Imagining your file looks something like this:

Book:Book 1
Chapter:Chapter 1
Word word word word
Word word word
Chapter:Chapter 2
Word word interesting word

Then, to find 'interesting'

awk -v x="interesting" -F':' '
    /^Book/    {book=$2}
    /^Chapter/ {chapter=$2}
    $0 ~ x     {print book,chapter,$0} ' OFS=":" YourFile

Untested - as I am on my iPad - but probably pretty close :-)

That says... set the variable x to the word interesting . When reading lines, use colons to separate fields, so everything up to the first colon is field 1 ( $1 ), everything between the first and second colon is field 2 ( $2 ). If you see a line starting with Book , remember the second field in the variable book . If you see a line starting with Chapter , remember the second field in the variable chapter . On any other lines, where the whole line ( $0 ) contains the word interesting , print out the variable book , chapter and the entire current line. Oh, and by the way, separate anything I print out with colons. And do this on a file called YourFile .

You could keep track of the verse number yourself by incrementing it every time you encounter a new line and resetting it to zero every time you encounter a new chapter...

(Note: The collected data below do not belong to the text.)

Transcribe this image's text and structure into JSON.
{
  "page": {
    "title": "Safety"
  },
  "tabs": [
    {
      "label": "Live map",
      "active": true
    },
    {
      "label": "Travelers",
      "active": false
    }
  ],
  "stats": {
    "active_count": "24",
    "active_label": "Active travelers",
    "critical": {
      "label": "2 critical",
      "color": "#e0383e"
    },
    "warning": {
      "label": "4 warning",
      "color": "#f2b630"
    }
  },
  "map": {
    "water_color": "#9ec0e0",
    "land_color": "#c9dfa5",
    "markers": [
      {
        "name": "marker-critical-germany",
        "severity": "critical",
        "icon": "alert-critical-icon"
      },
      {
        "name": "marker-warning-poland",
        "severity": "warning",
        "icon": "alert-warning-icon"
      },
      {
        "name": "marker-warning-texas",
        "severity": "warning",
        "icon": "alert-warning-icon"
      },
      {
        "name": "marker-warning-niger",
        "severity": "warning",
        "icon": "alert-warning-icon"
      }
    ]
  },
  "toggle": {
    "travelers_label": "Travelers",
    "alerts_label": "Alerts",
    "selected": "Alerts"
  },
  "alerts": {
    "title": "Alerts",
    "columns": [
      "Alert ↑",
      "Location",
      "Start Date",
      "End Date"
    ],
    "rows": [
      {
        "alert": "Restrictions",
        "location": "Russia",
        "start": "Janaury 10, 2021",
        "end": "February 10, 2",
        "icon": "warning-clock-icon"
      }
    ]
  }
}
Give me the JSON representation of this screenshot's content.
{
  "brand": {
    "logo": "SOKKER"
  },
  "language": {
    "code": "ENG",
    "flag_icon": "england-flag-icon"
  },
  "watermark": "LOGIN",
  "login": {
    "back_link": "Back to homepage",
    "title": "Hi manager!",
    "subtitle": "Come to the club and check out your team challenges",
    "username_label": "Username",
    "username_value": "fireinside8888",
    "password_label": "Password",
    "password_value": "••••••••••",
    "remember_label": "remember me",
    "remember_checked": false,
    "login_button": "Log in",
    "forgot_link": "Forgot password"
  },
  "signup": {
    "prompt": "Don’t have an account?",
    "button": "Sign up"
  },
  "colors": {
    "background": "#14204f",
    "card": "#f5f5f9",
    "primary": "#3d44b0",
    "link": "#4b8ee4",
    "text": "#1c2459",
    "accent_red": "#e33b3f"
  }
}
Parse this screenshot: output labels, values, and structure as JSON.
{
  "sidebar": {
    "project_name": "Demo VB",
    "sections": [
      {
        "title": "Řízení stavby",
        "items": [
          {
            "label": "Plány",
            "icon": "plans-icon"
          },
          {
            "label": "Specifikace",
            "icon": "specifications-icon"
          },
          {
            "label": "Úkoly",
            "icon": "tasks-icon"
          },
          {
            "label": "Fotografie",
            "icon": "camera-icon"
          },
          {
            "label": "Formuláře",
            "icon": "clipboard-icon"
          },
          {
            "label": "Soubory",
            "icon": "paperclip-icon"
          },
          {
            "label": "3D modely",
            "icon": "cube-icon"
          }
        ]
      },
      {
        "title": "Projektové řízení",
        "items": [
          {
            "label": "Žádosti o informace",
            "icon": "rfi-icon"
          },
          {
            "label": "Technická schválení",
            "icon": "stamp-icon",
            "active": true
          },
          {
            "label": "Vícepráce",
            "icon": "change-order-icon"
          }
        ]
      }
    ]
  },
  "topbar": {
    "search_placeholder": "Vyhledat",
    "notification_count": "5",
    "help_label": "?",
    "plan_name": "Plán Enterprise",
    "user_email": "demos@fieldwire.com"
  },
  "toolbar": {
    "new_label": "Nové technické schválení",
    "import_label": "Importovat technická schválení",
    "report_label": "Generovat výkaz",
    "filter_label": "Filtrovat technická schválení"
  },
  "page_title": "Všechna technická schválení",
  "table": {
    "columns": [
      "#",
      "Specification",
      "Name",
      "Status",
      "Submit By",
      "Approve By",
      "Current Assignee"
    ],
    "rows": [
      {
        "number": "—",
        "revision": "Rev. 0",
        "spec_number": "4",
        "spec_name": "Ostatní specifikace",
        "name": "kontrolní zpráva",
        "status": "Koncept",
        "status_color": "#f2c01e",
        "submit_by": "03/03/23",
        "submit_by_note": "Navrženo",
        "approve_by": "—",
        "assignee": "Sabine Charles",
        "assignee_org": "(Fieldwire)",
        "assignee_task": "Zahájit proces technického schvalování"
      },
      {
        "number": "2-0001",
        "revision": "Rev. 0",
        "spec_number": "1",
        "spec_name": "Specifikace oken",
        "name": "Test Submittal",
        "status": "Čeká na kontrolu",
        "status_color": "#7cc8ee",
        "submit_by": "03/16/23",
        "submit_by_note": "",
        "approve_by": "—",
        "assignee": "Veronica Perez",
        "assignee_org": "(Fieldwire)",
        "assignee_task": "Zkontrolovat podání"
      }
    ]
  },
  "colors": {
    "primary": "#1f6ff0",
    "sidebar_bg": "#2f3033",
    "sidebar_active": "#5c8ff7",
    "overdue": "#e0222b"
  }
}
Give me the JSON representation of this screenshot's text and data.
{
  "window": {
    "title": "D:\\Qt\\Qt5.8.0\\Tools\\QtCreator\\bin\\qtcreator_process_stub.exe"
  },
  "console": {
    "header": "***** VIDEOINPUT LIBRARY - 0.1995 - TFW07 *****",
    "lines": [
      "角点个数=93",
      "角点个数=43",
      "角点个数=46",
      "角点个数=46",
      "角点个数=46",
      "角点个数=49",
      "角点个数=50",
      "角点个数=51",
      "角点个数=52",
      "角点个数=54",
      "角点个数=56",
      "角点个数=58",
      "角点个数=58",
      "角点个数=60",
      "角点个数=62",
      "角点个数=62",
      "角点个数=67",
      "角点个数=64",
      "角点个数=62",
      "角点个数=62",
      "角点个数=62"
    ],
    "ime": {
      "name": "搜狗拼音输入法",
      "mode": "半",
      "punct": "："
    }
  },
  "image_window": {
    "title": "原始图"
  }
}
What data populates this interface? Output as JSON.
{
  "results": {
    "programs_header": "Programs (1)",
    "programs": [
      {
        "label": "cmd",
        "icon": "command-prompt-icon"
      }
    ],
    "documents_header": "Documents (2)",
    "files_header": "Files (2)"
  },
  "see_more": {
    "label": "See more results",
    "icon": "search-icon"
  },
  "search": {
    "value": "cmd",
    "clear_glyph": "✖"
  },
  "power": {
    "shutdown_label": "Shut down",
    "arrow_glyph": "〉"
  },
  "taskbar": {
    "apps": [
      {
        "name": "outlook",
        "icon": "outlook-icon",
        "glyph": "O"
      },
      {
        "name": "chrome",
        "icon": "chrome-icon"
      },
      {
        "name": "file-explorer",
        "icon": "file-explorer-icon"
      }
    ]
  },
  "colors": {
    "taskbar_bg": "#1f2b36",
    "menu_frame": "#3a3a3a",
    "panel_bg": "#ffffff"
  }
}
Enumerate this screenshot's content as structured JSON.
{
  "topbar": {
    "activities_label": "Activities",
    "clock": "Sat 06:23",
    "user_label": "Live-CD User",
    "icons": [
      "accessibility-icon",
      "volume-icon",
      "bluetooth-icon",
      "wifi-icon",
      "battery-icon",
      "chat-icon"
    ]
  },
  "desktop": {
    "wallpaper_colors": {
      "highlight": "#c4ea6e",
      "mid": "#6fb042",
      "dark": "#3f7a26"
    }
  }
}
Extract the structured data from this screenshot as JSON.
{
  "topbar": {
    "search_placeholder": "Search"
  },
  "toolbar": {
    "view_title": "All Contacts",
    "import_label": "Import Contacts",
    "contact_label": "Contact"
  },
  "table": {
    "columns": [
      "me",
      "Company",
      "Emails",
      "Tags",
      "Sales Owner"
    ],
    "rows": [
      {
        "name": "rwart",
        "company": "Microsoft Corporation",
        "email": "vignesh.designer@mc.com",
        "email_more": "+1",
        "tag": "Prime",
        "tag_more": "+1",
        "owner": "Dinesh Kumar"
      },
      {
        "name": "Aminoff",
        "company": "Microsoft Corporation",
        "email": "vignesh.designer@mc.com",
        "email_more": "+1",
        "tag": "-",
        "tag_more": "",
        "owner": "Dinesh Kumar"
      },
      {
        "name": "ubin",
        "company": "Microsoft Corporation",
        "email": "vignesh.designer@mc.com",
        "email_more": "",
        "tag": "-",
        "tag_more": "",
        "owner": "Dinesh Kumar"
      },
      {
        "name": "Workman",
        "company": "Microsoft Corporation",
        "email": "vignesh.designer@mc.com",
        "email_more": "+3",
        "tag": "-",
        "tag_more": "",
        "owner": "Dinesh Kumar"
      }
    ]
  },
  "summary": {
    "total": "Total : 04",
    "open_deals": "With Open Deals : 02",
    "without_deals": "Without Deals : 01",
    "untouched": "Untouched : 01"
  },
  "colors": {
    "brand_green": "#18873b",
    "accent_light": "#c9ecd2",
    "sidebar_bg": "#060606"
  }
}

awk -v x="interesting" -F':' '
               {verse++}
    /^Book/    {book=$2}
    /^Chapter/ {chapter=$2;verse=0}
    $0 ~ x     {print book,chapter,verse,$0} ' OFS=":" YourFile

Output:

Book 1:Chapter 2:1:Word word interesting word

You can use

less -pbazorka filename.txt

-ppattern or --pattern=pattern
The -p option on the command line is equivalent to specifying +/pattern; that is, it tells less to start at the first occurrence of pattern in the file.
http://linux.die.net/man/1/less

You cannot do it with less from within a script. There is no language that would control less once you turn control over to it. In order to do what you want, the easiest way is to use grep . For example, you can read the matching text into an array in bash with:

declare -a results
IFS=$'\n'                                # set IFS to only break on newline
results=( $(grep $srchterm $filename) )  # read results into array
<parse as necessary>

A second option would be to use while read -r line; do... done <<< $(grep $srchterm $filename) while read -r line; do... done <<< $(grep $srchterm $filename) to essentially do the same thing.

In either case, this allows you to get the wanted lines of text into variables into your script. You can then further parse the lines into additional variables using pattern matching and substring extraction. If you do not use grep , then your alternative is to read the file line-by-line and manually search for the text of interest. grep simply automates the search part of the process for you.